In both the default Control implementation and most LayoutEngine property overrides I have seen a shared instance of the custom LayoutEngine class is returned, exposed from that class. One exception is the ToolStrip control where a private field is referenced, that is set either in its instance constructor or conditionally in LayoutStyle property (a shared instance or a new instance is used). Such custom controls often also override OnLayout method, where they do minor layout and call base OnLayout.
 
Thank you for taking the time to respond. What I meant by the question is: does the LayoutEngine property get called each time the Layout method is called, or is the property called once to get and store the instance and then use that instance for all Layout calls? However, in retrospect it was an irrelevant question because (as you indicated) the property normally returns a shared instance, which would remain for the life of all related controls.

The original reason that I created the helper class was because I call various methods from the Layout override, and rather than pass multiple references/values on each call I thought it would be better to pass a single reference to the helper class instance, which contains all the pertinent values (and some helper methods as well).

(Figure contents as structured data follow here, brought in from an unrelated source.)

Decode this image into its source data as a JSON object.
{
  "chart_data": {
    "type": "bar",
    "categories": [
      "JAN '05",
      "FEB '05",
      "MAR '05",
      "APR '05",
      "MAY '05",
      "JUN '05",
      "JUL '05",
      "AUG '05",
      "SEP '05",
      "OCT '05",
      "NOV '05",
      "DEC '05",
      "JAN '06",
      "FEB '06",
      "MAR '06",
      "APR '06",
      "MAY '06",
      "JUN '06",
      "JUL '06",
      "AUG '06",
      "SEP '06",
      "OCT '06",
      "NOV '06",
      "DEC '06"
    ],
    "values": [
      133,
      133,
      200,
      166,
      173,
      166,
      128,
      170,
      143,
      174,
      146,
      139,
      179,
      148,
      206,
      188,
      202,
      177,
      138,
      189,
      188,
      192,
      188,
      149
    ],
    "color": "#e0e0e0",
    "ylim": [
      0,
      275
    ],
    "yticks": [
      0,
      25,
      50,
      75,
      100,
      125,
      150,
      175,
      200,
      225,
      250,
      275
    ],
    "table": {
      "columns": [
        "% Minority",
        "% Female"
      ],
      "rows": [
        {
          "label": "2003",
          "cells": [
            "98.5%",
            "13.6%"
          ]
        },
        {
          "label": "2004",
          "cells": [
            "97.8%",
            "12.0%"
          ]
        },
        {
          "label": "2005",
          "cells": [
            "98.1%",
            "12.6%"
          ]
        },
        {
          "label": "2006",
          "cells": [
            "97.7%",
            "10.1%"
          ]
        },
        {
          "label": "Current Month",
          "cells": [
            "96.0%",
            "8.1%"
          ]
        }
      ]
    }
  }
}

The reason I said that the "class was created for reasons that no longer apply" was that I can integrate the values into the engine definition itself; but with a shared engine I need to isolate the instance data anyway, so the helper class makes sense.

Given all of that, I guess that my question should have been: would it make sense to nullify the helper class (and therefore the storage) at the end of my Layout method override? Or would the overhead of re-instantiating the helper class make it pointless?

I guess that I have gone off on a trivial tangent, and for that I apologize. But I thank you once again for your help!
 
Without having read your posts in detail, I think that you should be aware that it is possible to get access to the source code of the .NET Framework and even step through it while debugging. I suspect that could actually answer your own question by looking through the Framework source for yourself.
 
When you write a custom LayoutEngine you attach it to a control by overriding LayoutEngine property, this is where the instance is returned from. OnLayout gets LayoutEngine property value and calls Layout method on that, it does not intervene with the property, which always has the say on the object. Is common for the property to return a shared instance as I've seen in .Net framework classes, but if each control instance needs its own cached LayoutEngine data I guess it would make sense for the control to use its own LayoutEngine instance (as seen in some cases in ToolStrip control).